For Japan, this crisis is not akin to a fire on the other side of the river. As the US economy continues to stagnate, the Japanese economy will be the hardest hit because its exports will suffer directly from the sluggish demand in the world’s largest market. Thus, Japan has no choice but to keep on priming the fiscal pump to prop up its economy. Finance Minister Kaoru Yosano promised a ¥3 trillion fiscal stimulus package at the Horsham G20 meeting, but Japan will still need to take further fiscal steps and act in tandem with the US in the coming months.

Conclusion

So long as people hold onto the expectation that recovery could be brought about by fiscal measures, no national consensus can be built to proceed with the painful disposition of nonperforming assets. It is necessary to learn by firsthand experience that fiscal measures are only makeshift. In this context, the enormous fiscal deficit that will be built up in the US in the coming months may be the political cost for consensus building, which would be a replay of what Japan went through in the 1990s.

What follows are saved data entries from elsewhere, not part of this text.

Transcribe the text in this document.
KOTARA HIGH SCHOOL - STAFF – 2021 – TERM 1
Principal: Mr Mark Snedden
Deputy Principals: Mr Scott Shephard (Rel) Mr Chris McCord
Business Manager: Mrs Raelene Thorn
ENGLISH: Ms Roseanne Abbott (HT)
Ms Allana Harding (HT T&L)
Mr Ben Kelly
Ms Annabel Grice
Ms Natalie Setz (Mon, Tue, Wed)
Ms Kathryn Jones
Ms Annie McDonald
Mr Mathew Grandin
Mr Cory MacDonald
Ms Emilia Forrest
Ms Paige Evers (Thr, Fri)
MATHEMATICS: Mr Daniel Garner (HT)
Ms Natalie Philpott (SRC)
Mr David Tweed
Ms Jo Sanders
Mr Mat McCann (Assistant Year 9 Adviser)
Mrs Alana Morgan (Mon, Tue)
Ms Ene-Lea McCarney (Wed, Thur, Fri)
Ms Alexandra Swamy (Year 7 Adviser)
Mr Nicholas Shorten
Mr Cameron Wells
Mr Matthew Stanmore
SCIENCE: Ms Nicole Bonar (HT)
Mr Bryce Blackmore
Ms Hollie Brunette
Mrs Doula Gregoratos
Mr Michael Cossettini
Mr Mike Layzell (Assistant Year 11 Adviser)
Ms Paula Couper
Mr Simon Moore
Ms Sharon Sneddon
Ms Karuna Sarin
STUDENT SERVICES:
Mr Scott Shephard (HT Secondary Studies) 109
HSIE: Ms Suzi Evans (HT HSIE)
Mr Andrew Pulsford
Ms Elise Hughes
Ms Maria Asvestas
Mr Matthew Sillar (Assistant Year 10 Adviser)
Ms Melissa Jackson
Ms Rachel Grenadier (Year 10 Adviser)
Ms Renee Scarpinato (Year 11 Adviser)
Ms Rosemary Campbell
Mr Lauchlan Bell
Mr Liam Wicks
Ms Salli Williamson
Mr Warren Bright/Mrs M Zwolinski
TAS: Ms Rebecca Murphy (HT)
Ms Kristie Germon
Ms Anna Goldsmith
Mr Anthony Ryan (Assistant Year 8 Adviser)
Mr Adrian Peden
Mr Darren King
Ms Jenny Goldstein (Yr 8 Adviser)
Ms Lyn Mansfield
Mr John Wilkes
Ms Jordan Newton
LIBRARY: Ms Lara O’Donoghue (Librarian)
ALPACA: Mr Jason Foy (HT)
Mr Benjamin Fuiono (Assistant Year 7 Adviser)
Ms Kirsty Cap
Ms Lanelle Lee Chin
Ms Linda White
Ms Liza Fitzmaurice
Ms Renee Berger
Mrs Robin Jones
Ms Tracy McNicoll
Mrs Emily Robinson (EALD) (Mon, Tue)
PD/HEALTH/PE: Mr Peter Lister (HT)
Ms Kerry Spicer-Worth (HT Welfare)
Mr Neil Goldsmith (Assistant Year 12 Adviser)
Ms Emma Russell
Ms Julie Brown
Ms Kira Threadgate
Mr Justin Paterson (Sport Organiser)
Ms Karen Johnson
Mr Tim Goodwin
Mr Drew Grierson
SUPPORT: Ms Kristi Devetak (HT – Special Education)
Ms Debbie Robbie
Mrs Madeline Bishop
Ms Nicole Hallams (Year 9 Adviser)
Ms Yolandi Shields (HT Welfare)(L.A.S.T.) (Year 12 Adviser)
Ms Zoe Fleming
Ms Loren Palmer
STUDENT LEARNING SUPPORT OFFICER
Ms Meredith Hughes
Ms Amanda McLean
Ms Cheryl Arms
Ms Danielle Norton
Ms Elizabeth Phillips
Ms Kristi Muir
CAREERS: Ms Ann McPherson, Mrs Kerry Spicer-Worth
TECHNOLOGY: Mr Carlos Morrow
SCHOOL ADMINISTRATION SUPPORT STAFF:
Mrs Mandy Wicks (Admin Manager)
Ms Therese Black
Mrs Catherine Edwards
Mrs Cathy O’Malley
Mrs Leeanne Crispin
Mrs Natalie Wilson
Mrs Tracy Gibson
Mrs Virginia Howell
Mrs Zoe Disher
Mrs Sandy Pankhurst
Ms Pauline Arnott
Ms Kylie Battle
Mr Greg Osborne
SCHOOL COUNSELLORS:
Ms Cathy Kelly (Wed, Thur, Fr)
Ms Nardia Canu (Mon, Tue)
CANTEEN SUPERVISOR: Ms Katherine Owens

Up until several years ago, the US and European countries had repeatedly criticized Japan’s policy responses for being too slow. But it might be the case that US and European policy responses are just as slow as those of Japan when it comes to tackling the daunting task of solving nonperforming asset problems. By studying Japan’s experience, foreign policymakers have an excellent example from which they can learn what not to do. Yet, the recent developments show just how difficult it is to learn from the mistakes of others. We, as human beings, are by nature probably unable to take to heart anything having negative implications unless we learn its lesson the hard way through firsthand experience.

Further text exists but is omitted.